Local newsNews

10 Random facts about Africa

JOBURG - Africa Day is observed on 25 May and is the commemoration of the founding of the Organisation of African Unity on this day in 1963.

The organisation was eventually replaced by the African Union in 2002.

Africa Day is also a celebration of African unity.

In honour of the day, get to know some random facts about this incredible continent.

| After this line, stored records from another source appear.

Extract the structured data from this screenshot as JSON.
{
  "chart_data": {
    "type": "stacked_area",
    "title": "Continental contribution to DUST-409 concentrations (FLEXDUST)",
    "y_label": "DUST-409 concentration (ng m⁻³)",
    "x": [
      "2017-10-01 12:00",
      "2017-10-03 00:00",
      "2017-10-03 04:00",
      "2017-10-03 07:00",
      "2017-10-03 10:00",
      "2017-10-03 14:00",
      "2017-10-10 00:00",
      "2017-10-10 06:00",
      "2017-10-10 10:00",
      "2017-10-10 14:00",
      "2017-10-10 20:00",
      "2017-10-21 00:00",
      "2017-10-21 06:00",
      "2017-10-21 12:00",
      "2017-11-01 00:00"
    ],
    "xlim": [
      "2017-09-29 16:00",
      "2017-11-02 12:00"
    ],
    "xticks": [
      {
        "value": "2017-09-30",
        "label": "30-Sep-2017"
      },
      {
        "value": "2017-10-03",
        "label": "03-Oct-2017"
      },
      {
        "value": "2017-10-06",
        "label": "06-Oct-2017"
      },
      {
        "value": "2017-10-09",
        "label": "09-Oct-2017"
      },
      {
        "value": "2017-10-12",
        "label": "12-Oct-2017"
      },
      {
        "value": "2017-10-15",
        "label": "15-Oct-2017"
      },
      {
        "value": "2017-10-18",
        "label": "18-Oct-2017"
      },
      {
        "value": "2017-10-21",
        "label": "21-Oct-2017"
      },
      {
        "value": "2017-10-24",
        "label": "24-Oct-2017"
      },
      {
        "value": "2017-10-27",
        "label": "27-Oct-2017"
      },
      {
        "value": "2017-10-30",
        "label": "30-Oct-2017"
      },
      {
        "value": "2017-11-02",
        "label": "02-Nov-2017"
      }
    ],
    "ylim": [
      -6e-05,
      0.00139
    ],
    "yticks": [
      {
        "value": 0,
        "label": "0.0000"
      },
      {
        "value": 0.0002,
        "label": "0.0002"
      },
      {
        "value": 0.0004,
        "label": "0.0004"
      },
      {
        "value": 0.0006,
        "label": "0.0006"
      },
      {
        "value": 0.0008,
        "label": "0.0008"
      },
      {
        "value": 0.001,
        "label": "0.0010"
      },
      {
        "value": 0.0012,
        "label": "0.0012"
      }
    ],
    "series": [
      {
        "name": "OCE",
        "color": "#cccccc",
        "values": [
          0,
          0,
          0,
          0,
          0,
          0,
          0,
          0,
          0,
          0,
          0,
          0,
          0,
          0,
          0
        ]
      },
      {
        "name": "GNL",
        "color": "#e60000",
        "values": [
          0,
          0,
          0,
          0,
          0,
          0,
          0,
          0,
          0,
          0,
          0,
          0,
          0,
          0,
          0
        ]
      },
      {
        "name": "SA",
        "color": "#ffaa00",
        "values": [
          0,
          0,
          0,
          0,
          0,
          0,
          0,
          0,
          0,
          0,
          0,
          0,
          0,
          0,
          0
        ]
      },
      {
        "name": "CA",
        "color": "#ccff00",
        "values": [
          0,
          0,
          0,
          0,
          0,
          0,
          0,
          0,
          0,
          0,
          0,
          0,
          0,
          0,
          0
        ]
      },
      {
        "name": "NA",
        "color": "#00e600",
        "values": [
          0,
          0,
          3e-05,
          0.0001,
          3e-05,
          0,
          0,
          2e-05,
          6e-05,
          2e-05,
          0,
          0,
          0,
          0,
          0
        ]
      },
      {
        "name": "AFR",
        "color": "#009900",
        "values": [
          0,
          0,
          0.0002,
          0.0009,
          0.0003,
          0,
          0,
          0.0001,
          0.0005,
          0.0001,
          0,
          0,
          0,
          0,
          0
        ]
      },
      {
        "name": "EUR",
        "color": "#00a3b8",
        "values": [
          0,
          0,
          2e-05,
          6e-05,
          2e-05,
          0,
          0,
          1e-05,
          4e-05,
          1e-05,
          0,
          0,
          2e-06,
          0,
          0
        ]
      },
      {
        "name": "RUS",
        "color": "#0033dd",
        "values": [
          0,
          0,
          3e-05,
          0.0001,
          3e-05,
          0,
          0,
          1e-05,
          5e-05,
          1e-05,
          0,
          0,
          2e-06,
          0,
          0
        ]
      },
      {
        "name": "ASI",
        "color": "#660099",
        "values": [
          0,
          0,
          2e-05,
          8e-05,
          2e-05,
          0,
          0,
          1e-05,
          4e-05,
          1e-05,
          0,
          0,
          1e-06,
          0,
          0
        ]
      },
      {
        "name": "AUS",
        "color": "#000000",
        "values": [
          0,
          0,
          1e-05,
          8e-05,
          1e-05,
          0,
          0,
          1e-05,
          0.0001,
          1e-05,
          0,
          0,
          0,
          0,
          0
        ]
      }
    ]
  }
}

  •  Africa is the most centrally located of all of the continents with both the prime meridian and the equator passing through it.
  •  While Africa makes up about 16 percent of the world’s population, one quarter of the world’s languages are spoken only in Africa.
  •  The largest country in Africa is Algeria with a total area of 2.5 million square kilometers and the smallest country is the island nation of The Seychelles with a total area of just 453 square kilometers.
  •  Four of the five fastest land animals reside in Africa, the cheetah, the wildebeest, the lion, and the Thomson’s gazelle.
  •  Africa is home to the world’s largest living land animal, the African elephant, which can weigh between six and seven tons.
  •  Ancient Greeks and Romans originally used the term “Africa” to apply only to the northern region of the continent. In Latin, the word Africa means “sunny” and the word Aphrike in Greek means “without cold”.
  •  Between 1525 and 1866, 12.5 million Africans were kidnapped and sold into slavery in the Americas.
  •  Only two African nations have never been under European colonial power. Liberia, an independent nation settled largely by African Americans and Ethiopia, an Orthodox Christian nation known in Europe as Abyssinia. The rest of the continent was colonised by European imperial powers in the nineteenth century in what was called the “scramble for Africa”.
  •  While Africa is the second largest of the earth’s seven continents, it has the shortest coastline, due to very few jutting edges and bays in its landscape.
  •  There are fewer people with Internet access in the entire continent of Africa than in New York City alone.